Le RGPD contraint-il les détenteurs de données à l’auto-incrimination?Cela fait très série policière, mais le droit de ne pas contribuer à sa propre incrimination est protégé, en France, au travers de l’article 6 de la CEDH. L’objectif est clair : ne pas être contraint à fournir aux autorités des éléments qui pourraient être retournés contre la personne.
Ce droit n’est toutefois pas absolu. Il est ainsi permis aux autorités de prévoir des procédures permettant d’obtenir des éléments qui existent, indépendamment de la volonté de la personne (CEDH, 17 décembre 1996, Saunders c. Royaume-Uni ; Crim., 10 décembre 2019, n° 18-86878).
En matière de protection des données, la CNIL estime donc que ce droit ne lui est pas opposable, a minima tant que la procédure de sanction n’a pas été ouverte (SAN-2022-025). Cette conclusion paraît peu discutable en jurisprudence, la Cour de Justice de l’UE ayant validé ce point à propos des autorités de la concurrence, il ya déjà longtemps (CJCE, 29 juin 2006, n° C-301/04).
La question que l’on peut se poser, alors, est celle d’une application « horizontale » de ce droit, c’est-à-dire entre personnes. Concrètement, un responsable de traitement peut-il rejeter un droit d’accès au motif que la personne entend utiliser sa réponse à des fins contentieuses?
La réponse récemment apportée est unanimement négative (GPDP, 7 mars 2024, n° 10007853 ; CJUE, 27 mai 2024, n° C‑312/23).
Peut-être est-elle trop sévère? Concrètement, si des garanties procédures permettent de justifier l’atteinte « vertical », ici dans les rapports avec la CNIL, rien ne permet de justifier la position adoptée par l’APD italienne et la CJUE, sinon une compréhension littérale, rigoriste du RGPD.
Indéniablement, le texte ne permet pas d’écarter le droit d’accès au regard des motifs poursuivis.
Mais le raisonnement pouvait-il en rester là? Car de façon générale, le texte doit être mis en balance avec d’autres droits et libertés.

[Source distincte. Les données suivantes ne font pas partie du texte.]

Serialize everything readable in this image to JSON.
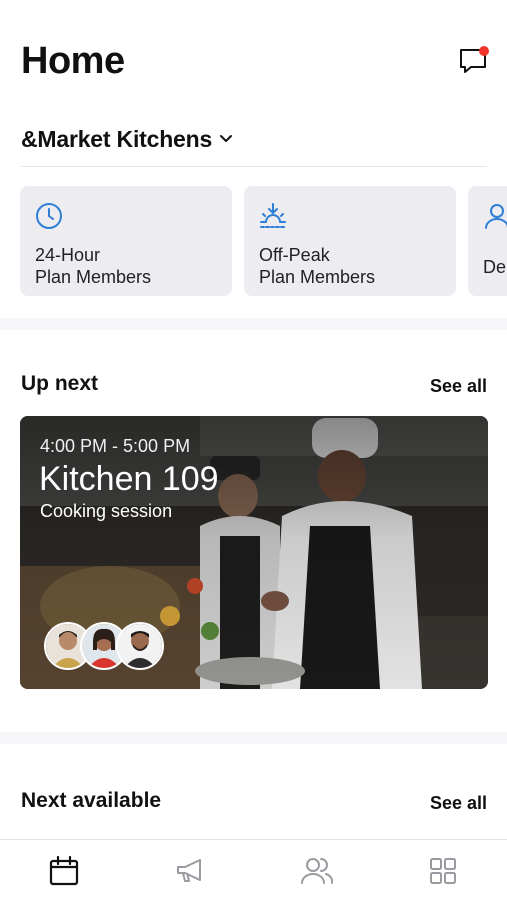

A titre d’illustration, le droit à la preuve a ainsi autorisé des entorses sérieuses au principe d’intégrité et de confidentialité.
C’est ici qu’apparaît la politique jurisprudentielle.
Concrètement, reconnaître l’opposabilité de ce droit entre personnes physiques et morales aurait des conséquences gravissimes. Elle permettrait au débiteur de limiter, voire d’écarter la possibilité d’un recours contre lui. Pour éviter une telle situation, en matière de responsabilité médicale, les juges ont ainsi la possibilité de tirer les conséquences du défaut de communication d’un élément du dossier, voire d’y noter une faute, en soi.
Ici, c’est une interprétation littérale du texte qui doit donc prédominer. Dura lex, sed lex.
Reste toutefois une question : comment s’y retrouver entre les dispositions d’interprétation larges et celles d’interprétation stricte du RGPD?